For now, though, I believe the better part of wisdom is to keep learning by practicing my meditation.
And now for the Fourth Reminder.
The Fourth Reminder: Beware the Flaws of Samsara
Samsara refers to this cyclical world of suffering through birth and old age and sickness and death, grasping after delusions of permanence along the way. It is, in other words, this human condition. Its flaws are (1) the delusion that we can achieve permanence (though we try to do so by acquiring material things and achieving perceived importance) and (2) the dread of our annihilation.

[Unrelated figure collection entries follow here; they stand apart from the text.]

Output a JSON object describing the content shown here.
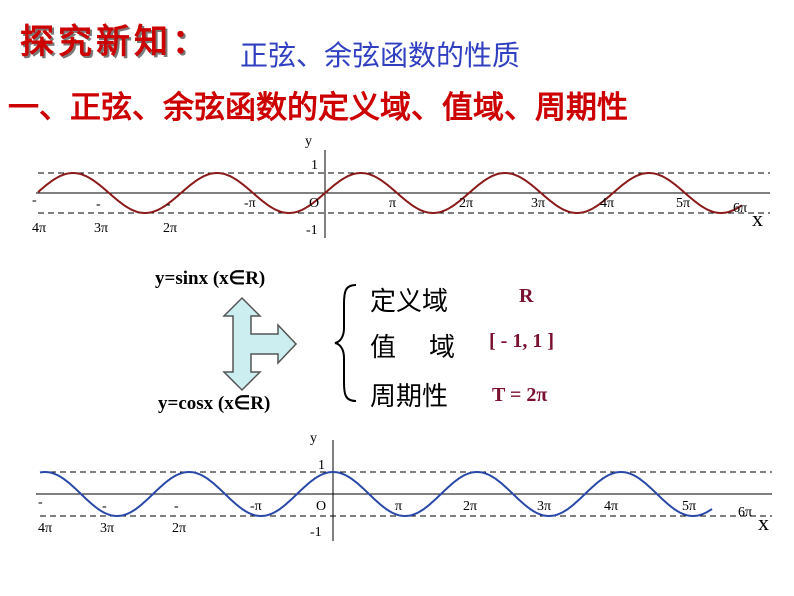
{
  "header": {
    "explore": "探究新知：",
    "subtitle": "正弦、余弦函数的性质",
    "heading": "一、正弦、余弦函数的定义域、值域、周期性"
  },
  "graph_sin": {
    "y_axis": "y",
    "x_axis": "x",
    "origin": "O",
    "y_top": "1",
    "y_bottom": "-1",
    "ticks": [
      "-",
      "4π",
      "-",
      "3π",
      "-",
      "2π",
      "-π",
      "π",
      "2π",
      "3π",
      "4π",
      "5π",
      "6π"
    ],
    "curve": "y = sin x",
    "curve_color": "#8b1a1a"
  },
  "graph_cos": {
    "y_axis": "y",
    "x_axis": "x",
    "origin": "O",
    "y_top": "1",
    "y_bottom": "-1",
    "ticks": [
      "-",
      "4π",
      "-",
      "3π",
      "-",
      "2π",
      "-π",
      "π",
      "2π",
      "3π",
      "4π",
      "5π",
      "6π"
    ],
    "curve": "y = cos x",
    "curve_color": "#2a4aa8"
  },
  "functions": {
    "sin": "y=sinx  (x∈R)",
    "cos": "y=cosx  (x∈R)"
  },
  "properties": {
    "domain_name": "定义域",
    "domain_value": "R",
    "range_name": "值    域",
    "range_value": "[ - 1, 1 ]",
    "period_name": "周期性",
    "period_value": "T = 2π"
  },
  "colors": {
    "title_red": "#cc0000",
    "subtitle_blue": "#3040c0",
    "value_maroon": "#7a1030",
    "arrow_fill": "#cdeef0"
  }
}
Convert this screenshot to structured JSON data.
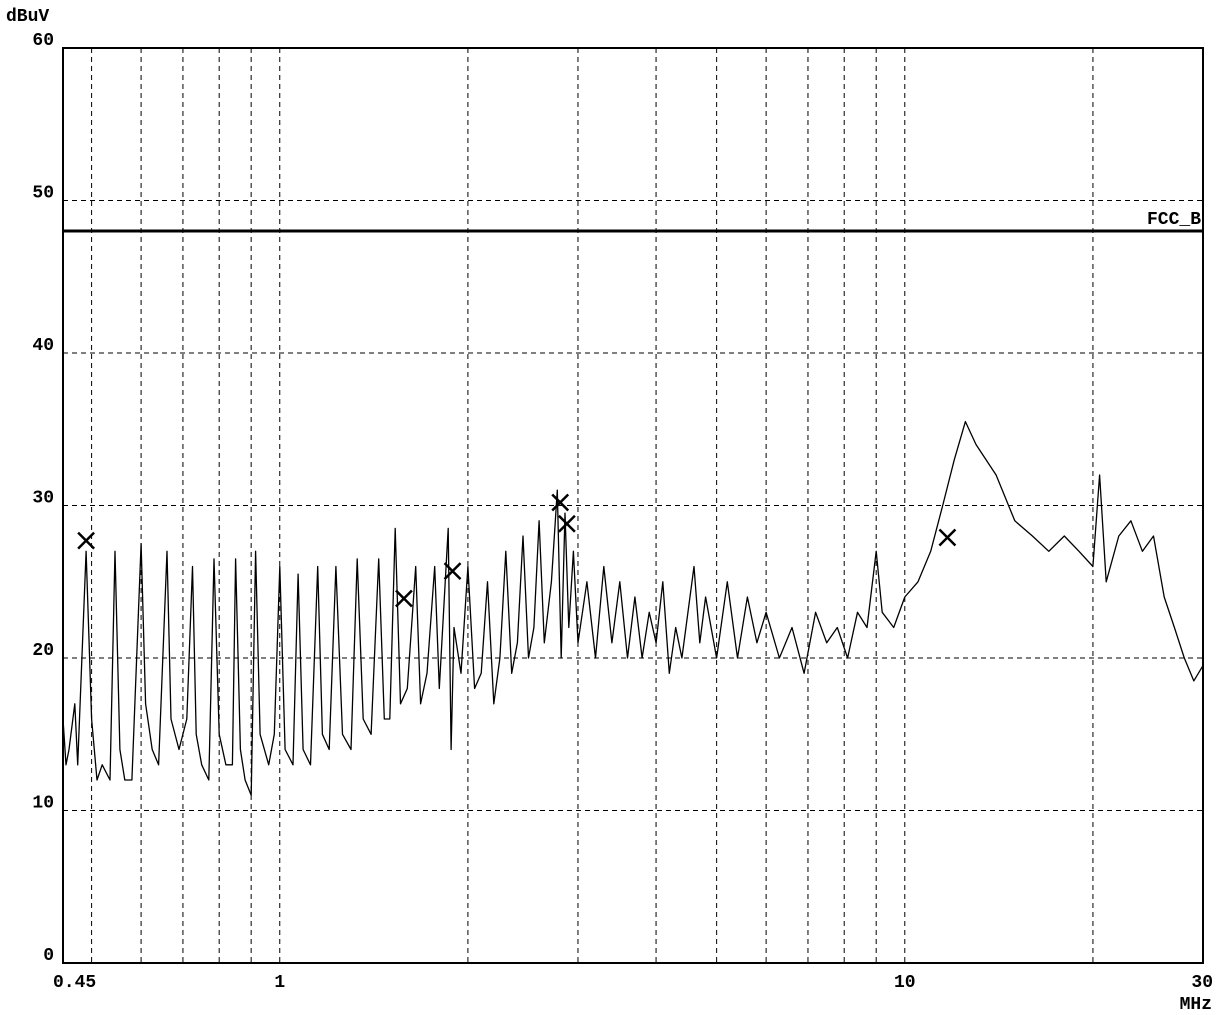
{
  "chart_data": {
    "type": "line",
    "y_label": "dBuV",
    "x_label": "MHz",
    "log_x": true,
    "grid": true,
    "xlim": [
      0.45,
      30
    ],
    "ylim": [
      0,
      60
    ],
    "xticks": [
      0.45,
      1,
      10,
      30
    ],
    "xminor": [
      0.5,
      0.6,
      0.7,
      0.8,
      0.9,
      2,
      3,
      4,
      5,
      6,
      7,
      8,
      9,
      20
    ],
    "yticks": [
      0,
      10,
      20,
      30,
      40,
      50,
      60
    ],
    "limit_line": {
      "name": "FCC_B",
      "value": 48,
      "color": "#000000"
    },
    "markers": {
      "x": [
        0.49,
        1.58,
        1.89,
        2.81,
        2.88,
        11.7
      ],
      "values": [
        27.7,
        23.9,
        25.7,
        30.2,
        28.8,
        27.9
      ],
      "color": "#000000"
    },
    "trace": {
      "color": "#000000",
      "x": [
        0.45,
        0.455,
        0.46,
        0.47,
        0.475,
        0.49,
        0.5,
        0.51,
        0.52,
        0.535,
        0.545,
        0.555,
        0.565,
        0.58,
        0.6,
        0.61,
        0.625,
        0.64,
        0.66,
        0.67,
        0.69,
        0.71,
        0.725,
        0.735,
        0.75,
        0.77,
        0.785,
        0.8,
        0.82,
        0.84,
        0.85,
        0.865,
        0.88,
        0.9,
        0.915,
        0.93,
        0.96,
        0.98,
        1.0,
        1.02,
        1.05,
        1.07,
        1.09,
        1.12,
        1.15,
        1.17,
        1.2,
        1.23,
        1.26,
        1.3,
        1.33,
        1.36,
        1.4,
        1.44,
        1.47,
        1.5,
        1.53,
        1.56,
        1.6,
        1.65,
        1.68,
        1.72,
        1.77,
        1.8,
        1.86,
        1.88,
        1.9,
        1.95,
        2.0,
        2.05,
        2.1,
        2.15,
        2.2,
        2.25,
        2.3,
        2.35,
        2.4,
        2.45,
        2.5,
        2.55,
        2.6,
        2.65,
        2.72,
        2.78,
        2.82,
        2.86,
        2.9,
        2.95,
        3.0,
        3.1,
        3.2,
        3.3,
        3.4,
        3.5,
        3.6,
        3.7,
        3.8,
        3.9,
        4.0,
        4.1,
        4.2,
        4.3,
        4.4,
        4.6,
        4.7,
        4.8,
        5.0,
        5.2,
        5.4,
        5.6,
        5.8,
        6.0,
        6.3,
        6.6,
        6.9,
        7.2,
        7.5,
        7.8,
        8.1,
        8.4,
        8.7,
        9.0,
        9.2,
        9.6,
        10.0,
        10.5,
        11,
        11.5,
        12,
        12.5,
        13,
        14,
        15,
        16,
        17,
        18,
        19,
        20,
        20.5,
        21,
        22,
        23,
        24,
        25,
        26,
        27,
        28,
        29,
        30
      ],
      "values": [
        16,
        13,
        14,
        17,
        13,
        27,
        16,
        12,
        13,
        12,
        27,
        14,
        12,
        12,
        27.5,
        17,
        14,
        13,
        27,
        16,
        14,
        16,
        26,
        15,
        13,
        12,
        26.5,
        15,
        13,
        13,
        26.5,
        14,
        12,
        11,
        27,
        15,
        13,
        15,
        26,
        14,
        13,
        25.5,
        14,
        13,
        26,
        15,
        14,
        26,
        15,
        14,
        26.5,
        16,
        15,
        26.5,
        16,
        16,
        28.5,
        17,
        18,
        26,
        17,
        19,
        26,
        18,
        28.5,
        14,
        22,
        19,
        26,
        18,
        19,
        25,
        17,
        20,
        27,
        19,
        21,
        28,
        20,
        22,
        29,
        21,
        25,
        31,
        20,
        29.5,
        22,
        27,
        21,
        25,
        20,
        26,
        21,
        25,
        20,
        24,
        20,
        23,
        21,
        25,
        19,
        22,
        20,
        26,
        21,
        24,
        20,
        25,
        20,
        24,
        21,
        23,
        20,
        22,
        19,
        23,
        21,
        22,
        20,
        23,
        22,
        27,
        23,
        22,
        24,
        25,
        27,
        30,
        33,
        35.5,
        34,
        32,
        29,
        28,
        27,
        28,
        27,
        26,
        32,
        25,
        28,
        29,
        27,
        28,
        24,
        22,
        20,
        18.5,
        19.5
      ]
    }
  }
}
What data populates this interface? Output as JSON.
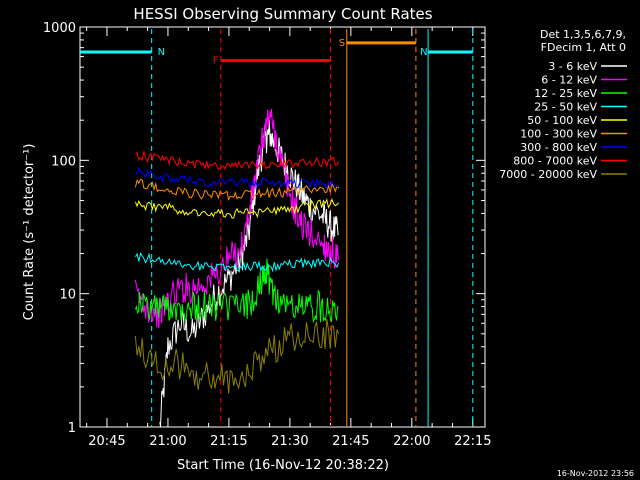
{
  "chart_data": {
    "type": "line",
    "title": "HESSI Observing Summary Count Rates",
    "xlabel": "Start Time (16-Nov-12 20:38:22)",
    "ylabel": "Count Rate (s⁻¹ detector⁻¹)",
    "yscale": "log",
    "ylim": [
      1,
      1000
    ],
    "xlim": [
      "20:38:22",
      "22:18:00"
    ],
    "y_ticks": [
      "1",
      "10",
      "100",
      "1000"
    ],
    "x_ticks": [
      "20:45",
      "21:00",
      "21:15",
      "21:30",
      "21:45",
      "22:00",
      "22:15"
    ],
    "legend_header": [
      "Det 1,3,5,6,7,9,",
      "FDecim 1, Att 0"
    ],
    "footer_timestamp": "16-Nov-2012 23:56",
    "grid": false,
    "legend_position": "right",
    "series": [
      {
        "name": "3 - 6 keV",
        "color": "#ffffff",
        "x": [
          "20:58",
          "21:00",
          "21:03",
          "21:06",
          "21:09",
          "21:12",
          "21:15",
          "21:18",
          "21:20",
          "21:22",
          "21:24",
          "21:25",
          "21:27",
          "21:29",
          "21:31",
          "21:33",
          "21:35",
          "21:38",
          "21:40",
          "21:42"
        ],
        "values": [
          1,
          4,
          6,
          5,
          7,
          10,
          13,
          18,
          30,
          80,
          145,
          160,
          120,
          90,
          70,
          55,
          45,
          38,
          32,
          28
        ]
      },
      {
        "name": "6 - 12 keV",
        "color": "#ff00ff",
        "x": [
          "20:52",
          "20:55",
          "20:58",
          "21:00",
          "21:03",
          "21:06",
          "21:09",
          "21:12",
          "21:15",
          "21:18",
          "21:20",
          "21:22",
          "21:24",
          "21:25",
          "21:27",
          "21:29",
          "21:31",
          "21:33",
          "21:35",
          "21:38",
          "21:40",
          "21:42"
        ],
        "values": [
          10,
          8,
          7,
          9,
          11,
          11,
          12,
          14,
          18,
          22,
          40,
          90,
          180,
          220,
          130,
          70,
          45,
          33,
          28,
          24,
          21,
          18
        ]
      },
      {
        "name": "12 - 25 keV",
        "color": "#00ff00",
        "x": [
          "20:52",
          "20:55",
          "20:58",
          "21:01",
          "21:04",
          "21:07",
          "21:10",
          "21:13",
          "21:16",
          "21:19",
          "21:22",
          "21:24",
          "21:25",
          "21:27",
          "21:30",
          "21:33",
          "21:36",
          "21:39",
          "21:42"
        ],
        "values": [
          9,
          8,
          8,
          8,
          8,
          8,
          8,
          8,
          8,
          8,
          10,
          15,
          12,
          9,
          8,
          8,
          8,
          8,
          8
        ]
      },
      {
        "name": "25 - 50 keV",
        "color": "#00ffff",
        "x": [
          "20:52",
          "20:57",
          "21:02",
          "21:07",
          "21:12",
          "21:17",
          "21:22",
          "21:27",
          "21:32",
          "21:37",
          "21:42"
        ],
        "values": [
          19,
          18,
          17,
          16,
          16,
          16,
          16,
          16,
          17,
          17,
          17
        ]
      },
      {
        "name": "50 - 100 keV",
        "color": "#ffff00",
        "x": [
          "20:52",
          "20:57",
          "21:02",
          "21:07",
          "21:12",
          "21:17",
          "21:22",
          "21:27",
          "21:32",
          "21:37",
          "21:42"
        ],
        "values": [
          47,
          45,
          43,
          41,
          40,
          40,
          40,
          42,
          44,
          47,
          48
        ]
      },
      {
        "name": "100 - 300 keV",
        "color": "#ff8c00",
        "x": [
          "20:52",
          "20:57",
          "21:02",
          "21:07",
          "21:12",
          "21:17",
          "21:22",
          "21:27",
          "21:32",
          "21:37",
          "21:42"
        ],
        "values": [
          68,
          63,
          59,
          56,
          55,
          55,
          56,
          57,
          59,
          61,
          62
        ]
      },
      {
        "name": "300 - 800 keV",
        "color": "#0000ff",
        "x": [
          "20:52",
          "20:57",
          "21:02",
          "21:07",
          "21:12",
          "21:17",
          "21:22",
          "21:27",
          "21:32",
          "21:37",
          "21:42"
        ],
        "values": [
          82,
          76,
          72,
          70,
          68,
          68,
          68,
          68,
          67,
          66,
          65
        ]
      },
      {
        "name": "800 - 7000 keV",
        "color": "#ff0000",
        "x": [
          "20:52",
          "20:57",
          "21:02",
          "21:07",
          "21:12",
          "21:17",
          "21:22",
          "21:27",
          "21:32",
          "21:37",
          "21:42"
        ],
        "values": [
          110,
          103,
          97,
          93,
          91,
          90,
          91,
          93,
          95,
          97,
          98
        ]
      },
      {
        "name": "7000 - 20000 keV",
        "color": "#8b8000",
        "x": [
          "20:52",
          "20:57",
          "21:02",
          "21:07",
          "21:12",
          "21:17",
          "21:22",
          "21:27",
          "21:32",
          "21:37",
          "21:42"
        ],
        "values": [
          4,
          3,
          3,
          2.5,
          2.3,
          2.3,
          3,
          4,
          5,
          5,
          5
        ]
      }
    ],
    "annotations": [
      {
        "label": "N",
        "color": "#00ffff",
        "type": "bar",
        "x_start": "20:38:22",
        "x_end": "20:56",
        "y": 650
      },
      {
        "label": "N",
        "color": "#00ffff",
        "type": "bar",
        "x_start": "22:04",
        "x_end": "22:15",
        "y": 650
      },
      {
        "label": "F",
        "color": "#ff0000",
        "type": "bar",
        "x_start": "21:13",
        "x_end": "21:40",
        "y": 560
      },
      {
        "label": "S",
        "color": "#ff8c00",
        "type": "bar",
        "x_start": "21:44",
        "x_end": "22:01",
        "y": 760
      }
    ]
  }
}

Trungpa Rinpoche, who has never been one of my teachers, said that Samsara is “Our lack of recognizing that we have had a precious birth, our denial of our own death, the karma of taking a human body…” The antidote for the flaws of Samsara, therefore, is gratitude, acceptance of death, and recognition of cause and effect.
To take the discussion further into my eclectic, Buddhism Light approach, I’ll remember what my old friend Nick Cafarelli, a devout Catholic, used to quote from Pierre Teilhard de Chardin: “We are not human beings having a spiritual experience. We are spiritual beings having a human experience.”
So, whatever religious or mystical drama has awakened our awareness of the ineffable, we do well to acknowledge and cultivate that experience. We do an injustice to ourselves by ignoring it.
My meditation practice and my love for quiet walks in the woods is my way of cultivating my spirit.